Monday 10th November 2014
The John Paul Walkers - young people from across Britain who make a walking pilgrimage every year to Walsingham - were at the Church of the Most Precious Blood, Borough, recently - a parish in the care of the Ordinariate - for their annual Reunion Walk. The group was established in 2005 and is led by the Dominican Sisters of St Joseph, from Hampshire.
After joining the parish for the 11 am Mass, they walked along the Thames to Westminster, crossing the river and returning via the Tower of London, and finishing with Benediction and Tea at Precious Blood. The walkers carried a replica of the statue from the shrine at Ludzmiercz, Poland which had been given to the Catholic writer and broadcaster, Joanna Bogle - a member of the John Paul Walkers, who worships at Precious Blood - when she was making a television feature recently in Poland.
Joanna Bogle says: "The Ludzmiercz shrine statue has an extraordinary story. In the 1960s, the statue was crowned by Cardinal Wyzinski, Poland's primate, in a ceremony attended by some 20,000 people. As the crowning finished, the golden sceptre fell from Mary's hand and sailed through the air - and was dramatically caught by the Archbishop of Krakow, Karol Wojtila: when he later became Pope, everyone recalled the incident and it gave the shrine a new significance".

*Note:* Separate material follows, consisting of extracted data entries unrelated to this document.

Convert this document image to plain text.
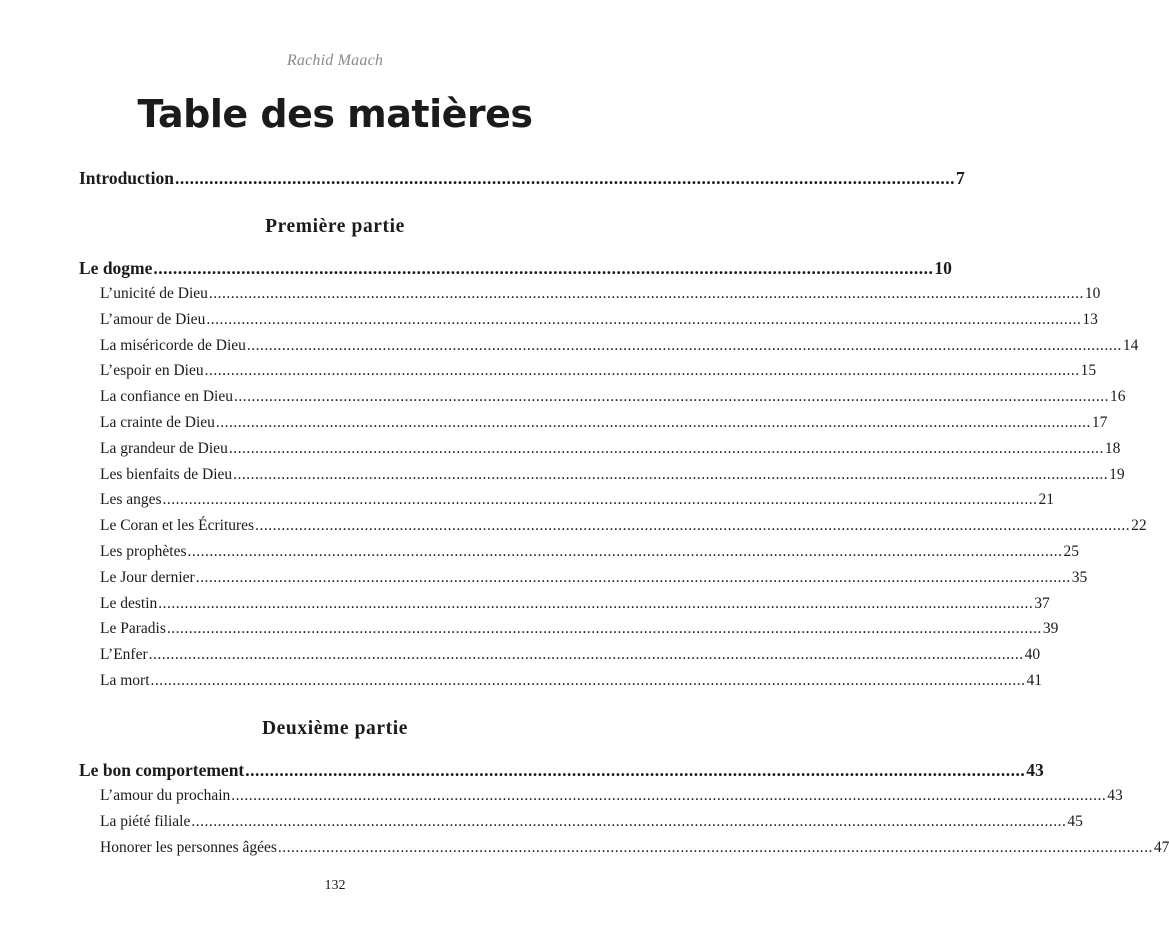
Rachid Maach
Table des matières
Introduction ................................................................................................................................................................ 7
Première partie
Le dogme ................................................................................................................................................................ 10
L’unicité de Dieu ........................................................................................................................................................................................................ 10
L’amour de Dieu ........................................................................................................................................................................................................ 13
La miséricorde de Dieu ........................................................................................................................................................................................................ 14
L’espoir en Dieu ........................................................................................................................................................................................................ 15
La confiance en Dieu ........................................................................................................................................................................................................ 16
La crainte de Dieu ........................................................................................................................................................................................................ 17
La grandeur de Dieu ........................................................................................................................................................................................................ 18
Les bienfaits de Dieu ........................................................................................................................................................................................................ 19
Les anges ........................................................................................................................................................................................................ 21
Le Coran et les Écritures ........................................................................................................................................................................................................ 22
Les prophètes ........................................................................................................................................................................................................ 25
Le Jour dernier ........................................................................................................................................................................................................ 35
Le destin ........................................................................................................................................................................................................ 37
Le Paradis ........................................................................................................................................................................................................ 39
L’Enfer ........................................................................................................................................................................................................ 40
La mort ........................................................................................................................................................................................................ 41
Deuxième partie
Le bon comportement ................................................................................................................................................................ 43
L’amour du prochain ........................................................................................................................................................................................................ 43
La piété filiale ........................................................................................................................................................................................................ 45
Honorer les personnes âgées ........................................................................................................................................................................................................ 47
132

The replica statue was blessed by Fr Christopher Pearson, the parish priest at the Most Precious Blood at the end of Mass during the John Paul Walkers' visit, before being carried along the Thames. It will now be kept at Precious Blood Church and carried on all the John Paul Walkers' pilgrimages.
The John Paul Walkers will mark their 10th anniversary in 2015 and Ordinariate members are invited to join them: their walk starts on 6 August and finishes at Walsingham on Sunday 9 August. The picture shows them on this year's walk to Walsingham in August.